Nonsteroidal antiinflammatory drugs (NSAIDs) inhibit prostaglandin synthesis in the gastrointestinal mucosa, which can lead not only to stomach ulcers but also ulcers in the small and large intestines. Ulcers of the small intestine are less common than those of the stomach, but intestinal lesions are more life threatening. Although the R(-)-enantiomers of the arylpropionic acid (APA) class of NSAIDs are assumed to lack the toxic effects of cyclooxygenase inhibition, they may contribute to the ulcerogenicity of racemates. We have examined the intestinal ulcerogenic effects of single oral doses of S(+)-ketoprofen compared with racemic ketoprofen in the small intestine and cecum of rats. The toxicity in the small intestine was measured as the weight ratio between portions of intestine showing lesions and the total weight of the tissue. Toxicity in the cecum was evaluated by measuring the size of the ulcers. S(+)-ketoprofen had no significant ulcerogenic effect at 10 or 20 mg/kg.
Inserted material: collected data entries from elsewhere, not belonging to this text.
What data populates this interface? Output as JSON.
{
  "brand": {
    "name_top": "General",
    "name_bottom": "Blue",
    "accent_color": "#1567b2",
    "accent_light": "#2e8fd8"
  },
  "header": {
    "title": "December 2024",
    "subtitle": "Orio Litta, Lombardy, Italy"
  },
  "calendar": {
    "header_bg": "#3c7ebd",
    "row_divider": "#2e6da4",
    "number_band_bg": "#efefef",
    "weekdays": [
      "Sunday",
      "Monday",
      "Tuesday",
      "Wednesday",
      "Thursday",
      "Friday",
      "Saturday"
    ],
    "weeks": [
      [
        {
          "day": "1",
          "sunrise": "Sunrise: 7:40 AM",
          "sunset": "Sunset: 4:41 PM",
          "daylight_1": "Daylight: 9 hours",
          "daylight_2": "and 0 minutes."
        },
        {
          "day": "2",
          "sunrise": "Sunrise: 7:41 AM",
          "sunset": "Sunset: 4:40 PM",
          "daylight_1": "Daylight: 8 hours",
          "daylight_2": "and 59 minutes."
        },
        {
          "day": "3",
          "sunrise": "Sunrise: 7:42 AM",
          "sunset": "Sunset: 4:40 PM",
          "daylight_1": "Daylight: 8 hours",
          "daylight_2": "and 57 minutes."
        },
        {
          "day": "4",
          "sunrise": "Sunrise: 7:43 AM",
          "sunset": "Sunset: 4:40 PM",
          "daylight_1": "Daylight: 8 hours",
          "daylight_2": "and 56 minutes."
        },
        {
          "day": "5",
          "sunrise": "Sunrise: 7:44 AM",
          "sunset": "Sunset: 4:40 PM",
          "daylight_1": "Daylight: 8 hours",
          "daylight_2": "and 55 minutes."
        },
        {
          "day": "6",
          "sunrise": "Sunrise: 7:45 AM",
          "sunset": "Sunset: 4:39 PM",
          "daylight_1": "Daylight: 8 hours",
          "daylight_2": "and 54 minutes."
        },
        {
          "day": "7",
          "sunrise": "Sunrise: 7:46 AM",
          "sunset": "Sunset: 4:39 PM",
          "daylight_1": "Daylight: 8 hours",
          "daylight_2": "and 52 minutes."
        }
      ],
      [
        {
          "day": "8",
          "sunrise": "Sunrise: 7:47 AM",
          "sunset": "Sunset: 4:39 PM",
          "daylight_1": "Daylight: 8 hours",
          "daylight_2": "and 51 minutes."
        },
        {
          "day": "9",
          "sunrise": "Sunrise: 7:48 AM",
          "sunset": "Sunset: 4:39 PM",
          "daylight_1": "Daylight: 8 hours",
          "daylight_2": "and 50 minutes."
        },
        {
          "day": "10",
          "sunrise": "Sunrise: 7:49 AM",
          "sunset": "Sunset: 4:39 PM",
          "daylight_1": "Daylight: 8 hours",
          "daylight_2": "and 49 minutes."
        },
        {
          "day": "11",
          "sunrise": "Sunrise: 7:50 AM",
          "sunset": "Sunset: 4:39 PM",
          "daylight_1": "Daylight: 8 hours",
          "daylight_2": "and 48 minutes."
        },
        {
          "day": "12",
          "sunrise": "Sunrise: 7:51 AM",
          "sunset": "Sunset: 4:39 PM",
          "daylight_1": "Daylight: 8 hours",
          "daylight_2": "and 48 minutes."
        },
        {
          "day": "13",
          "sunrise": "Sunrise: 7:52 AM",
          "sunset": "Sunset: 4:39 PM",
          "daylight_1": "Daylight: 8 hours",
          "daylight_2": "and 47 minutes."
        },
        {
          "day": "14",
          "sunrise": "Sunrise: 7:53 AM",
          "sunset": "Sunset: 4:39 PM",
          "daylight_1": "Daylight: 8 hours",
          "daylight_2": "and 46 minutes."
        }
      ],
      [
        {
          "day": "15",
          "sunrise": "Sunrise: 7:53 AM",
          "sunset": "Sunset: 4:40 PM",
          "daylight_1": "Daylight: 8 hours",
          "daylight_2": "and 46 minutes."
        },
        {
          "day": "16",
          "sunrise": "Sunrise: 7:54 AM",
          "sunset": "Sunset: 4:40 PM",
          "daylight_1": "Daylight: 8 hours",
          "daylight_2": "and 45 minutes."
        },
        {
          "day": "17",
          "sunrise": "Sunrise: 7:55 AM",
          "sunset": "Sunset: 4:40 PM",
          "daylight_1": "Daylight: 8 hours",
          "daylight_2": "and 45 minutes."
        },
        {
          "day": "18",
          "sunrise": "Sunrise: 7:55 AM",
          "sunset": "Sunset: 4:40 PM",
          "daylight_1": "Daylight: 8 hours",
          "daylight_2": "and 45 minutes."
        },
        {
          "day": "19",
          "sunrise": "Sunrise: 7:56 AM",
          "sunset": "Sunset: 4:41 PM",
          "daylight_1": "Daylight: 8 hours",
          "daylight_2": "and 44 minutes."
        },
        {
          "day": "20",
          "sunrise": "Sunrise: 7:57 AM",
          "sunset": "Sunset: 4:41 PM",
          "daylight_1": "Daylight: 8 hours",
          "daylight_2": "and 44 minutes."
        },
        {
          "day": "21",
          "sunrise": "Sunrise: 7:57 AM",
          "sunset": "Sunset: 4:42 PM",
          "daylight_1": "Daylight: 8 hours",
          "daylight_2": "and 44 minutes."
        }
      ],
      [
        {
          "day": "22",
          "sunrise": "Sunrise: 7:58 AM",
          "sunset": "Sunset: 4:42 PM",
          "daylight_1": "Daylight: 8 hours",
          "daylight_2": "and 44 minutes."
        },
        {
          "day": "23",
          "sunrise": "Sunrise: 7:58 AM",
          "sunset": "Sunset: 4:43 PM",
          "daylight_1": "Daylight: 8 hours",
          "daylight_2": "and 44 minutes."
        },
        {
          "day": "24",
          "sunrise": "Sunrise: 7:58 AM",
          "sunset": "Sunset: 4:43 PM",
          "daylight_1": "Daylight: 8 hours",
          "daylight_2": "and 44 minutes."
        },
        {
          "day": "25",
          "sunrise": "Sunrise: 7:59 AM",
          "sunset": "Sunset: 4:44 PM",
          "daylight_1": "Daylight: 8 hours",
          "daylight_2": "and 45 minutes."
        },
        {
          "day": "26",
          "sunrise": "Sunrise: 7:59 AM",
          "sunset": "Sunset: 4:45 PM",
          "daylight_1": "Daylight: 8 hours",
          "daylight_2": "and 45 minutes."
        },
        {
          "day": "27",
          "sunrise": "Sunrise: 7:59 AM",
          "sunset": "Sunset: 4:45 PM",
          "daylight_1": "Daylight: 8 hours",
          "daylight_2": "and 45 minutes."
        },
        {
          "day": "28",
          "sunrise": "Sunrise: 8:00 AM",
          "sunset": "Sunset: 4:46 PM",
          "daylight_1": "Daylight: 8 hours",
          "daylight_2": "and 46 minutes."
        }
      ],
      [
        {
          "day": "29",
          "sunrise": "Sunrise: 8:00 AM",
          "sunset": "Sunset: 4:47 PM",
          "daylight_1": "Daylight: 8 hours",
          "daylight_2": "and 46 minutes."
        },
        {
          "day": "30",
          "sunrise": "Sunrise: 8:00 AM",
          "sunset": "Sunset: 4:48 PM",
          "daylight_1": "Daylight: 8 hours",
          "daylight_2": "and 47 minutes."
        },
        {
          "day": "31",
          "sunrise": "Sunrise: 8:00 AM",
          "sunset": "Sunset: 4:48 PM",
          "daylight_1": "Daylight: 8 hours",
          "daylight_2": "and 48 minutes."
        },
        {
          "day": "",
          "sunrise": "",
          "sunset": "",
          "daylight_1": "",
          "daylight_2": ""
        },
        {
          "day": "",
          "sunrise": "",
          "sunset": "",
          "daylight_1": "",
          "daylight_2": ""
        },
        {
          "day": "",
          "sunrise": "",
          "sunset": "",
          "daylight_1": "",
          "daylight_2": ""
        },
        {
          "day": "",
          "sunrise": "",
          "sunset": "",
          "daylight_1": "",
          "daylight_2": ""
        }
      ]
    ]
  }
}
However, racemic ketoprofen was clearly ulcerogenic in the small intestine and cecum at the 40 mg dose. R(-)-ketoprofen at 20 mg/kg does not show any effect in the cecum and only limited ulcerogenesis in the small intestine: The latter effect may be the result of racemic inversion. Therefore, the ulcerogenic action of racemic ketoprofen can be interpreted as a synergism between S(+)- and R(-)-ketoprofen. The mechanism of this synergism is not well understood but may be a general feature of APA NSAIDs.